Development of a specific TCL1-related Tregs (Tregs A) population is correlated with the stage of the disease and can be blocked by MALT-1 inhibitor. (A) The box plot min-max graph (left panel) and density plots with gating strategy (right panel) present phenotype of Tregs in relation to the percentage of leukemic cells (CD5⁺CD19⁺) in the spleens. Mean ± SD, n=11, Mann-Whitney U test *p ≤ 0.05. (B) The graph presenting a scheme of the experiment. MI-2 was administered daily at dose 20 mg/kg via intraperitoneal injections for two weeks. (C) The phenotype of Tregs collected from spleens of TCL1 leukemia-bearing B6 Foxp3^EGFP mice, untreated (TCL1) or treated with MI-2(TCL1 + MI-2).

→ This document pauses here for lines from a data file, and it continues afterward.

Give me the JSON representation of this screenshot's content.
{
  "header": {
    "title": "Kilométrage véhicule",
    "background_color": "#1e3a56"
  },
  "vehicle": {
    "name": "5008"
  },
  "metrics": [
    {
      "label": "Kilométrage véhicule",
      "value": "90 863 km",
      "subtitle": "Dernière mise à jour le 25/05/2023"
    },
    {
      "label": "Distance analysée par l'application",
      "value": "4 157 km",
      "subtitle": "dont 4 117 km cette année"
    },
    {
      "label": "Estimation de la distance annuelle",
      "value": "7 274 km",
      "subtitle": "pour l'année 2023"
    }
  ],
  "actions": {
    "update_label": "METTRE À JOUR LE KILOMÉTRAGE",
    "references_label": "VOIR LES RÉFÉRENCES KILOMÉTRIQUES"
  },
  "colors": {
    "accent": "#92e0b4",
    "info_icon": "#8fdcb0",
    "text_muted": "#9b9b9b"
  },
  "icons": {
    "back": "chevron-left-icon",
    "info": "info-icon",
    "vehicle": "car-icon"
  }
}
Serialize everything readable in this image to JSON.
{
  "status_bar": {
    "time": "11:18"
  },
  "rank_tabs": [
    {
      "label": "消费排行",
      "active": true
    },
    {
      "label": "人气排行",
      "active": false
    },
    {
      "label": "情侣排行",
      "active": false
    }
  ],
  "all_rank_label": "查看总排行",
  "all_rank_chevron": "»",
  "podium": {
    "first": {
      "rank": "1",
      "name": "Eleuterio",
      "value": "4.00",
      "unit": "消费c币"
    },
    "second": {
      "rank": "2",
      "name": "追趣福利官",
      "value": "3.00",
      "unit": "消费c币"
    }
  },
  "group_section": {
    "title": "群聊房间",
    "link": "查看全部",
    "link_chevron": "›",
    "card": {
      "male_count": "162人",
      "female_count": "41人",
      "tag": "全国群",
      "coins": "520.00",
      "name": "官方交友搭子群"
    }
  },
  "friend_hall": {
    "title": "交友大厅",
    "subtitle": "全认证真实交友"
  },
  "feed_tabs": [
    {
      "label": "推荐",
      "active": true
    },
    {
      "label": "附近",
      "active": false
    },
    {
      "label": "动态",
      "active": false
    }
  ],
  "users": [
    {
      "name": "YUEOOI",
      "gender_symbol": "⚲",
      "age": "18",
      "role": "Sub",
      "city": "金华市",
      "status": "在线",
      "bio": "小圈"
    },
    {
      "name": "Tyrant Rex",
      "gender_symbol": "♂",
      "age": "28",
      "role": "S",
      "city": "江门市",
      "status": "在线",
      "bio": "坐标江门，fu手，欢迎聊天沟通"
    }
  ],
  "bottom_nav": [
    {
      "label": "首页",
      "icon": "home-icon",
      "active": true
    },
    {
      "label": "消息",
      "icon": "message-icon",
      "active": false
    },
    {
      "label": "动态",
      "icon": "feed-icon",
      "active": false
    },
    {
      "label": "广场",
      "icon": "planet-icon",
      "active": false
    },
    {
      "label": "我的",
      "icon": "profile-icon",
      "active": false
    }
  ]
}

Mean ± SD, Mann-Whitney U test n = 5, *p ≤ 0.05. (D) Percentage of leukemic cells (CD5⁺CD19⁺) assessed by flow cytometry in blood (left graph) and spleens (right graph) on day 21^st of the experiment. The graph presents data from three (blood, n = 10-14) or two (spleens, n = 7-8) independent experiments. Each dot represents an individual sample (mouse), means, Mann-Whitney U test **p ≤ 0.01, ***p ≤ 0.001, **** p < 0.0001. (E) The percent of naïve, effector (EFF), central memory (CM), subpopulations of CD4⁺ and CD8⁺ T cells. Cells were collected from spleens of untreated and MI-2-treated TCL1 leukemia-bearing B6 Foxp3^EGFP mice in two independent experiments, n = 7-12. Each dot represents an individual sample (mouse), means, Mann-Whitney U test *p ≤ 0.05, **p ≤ 0.01, ***p ≤ 0.001.

Figure 6

The pretreatment with MALT-1 inhibitor sensitizes leukemia to the therapy with anti-PD-L1 at the advanced stage of the disease. (A) The graphs presenting a scheme of the experiment. (B) The percentage of CD3⁺, CD4⁺, CD8⁺ and naïve, effector (EFF), and central memory (CM) subpopulations of CD4⁺ and CD8⁺. Cells were collected from spleens of untreated (CTR), MI-2 and/or aPD-L1-treated TCL1 leukemia-bearing mice, n = 4-5, each dot represents an individual sample (mouse), means, Mann-Whitney U test *p ≤ 0.05, **p ≤ 0.01. (C) The Percentage of leukemic cells (CD5⁺CD19⁺) assessed by flow cytometry in blood (left panel) and spleens (right panel) at day 26th of the experiment, n = 5, each dot represents an individual sample (mouse), means, Mann-Whitney U test *p ≤ 0.05, **p ≤ 0.01.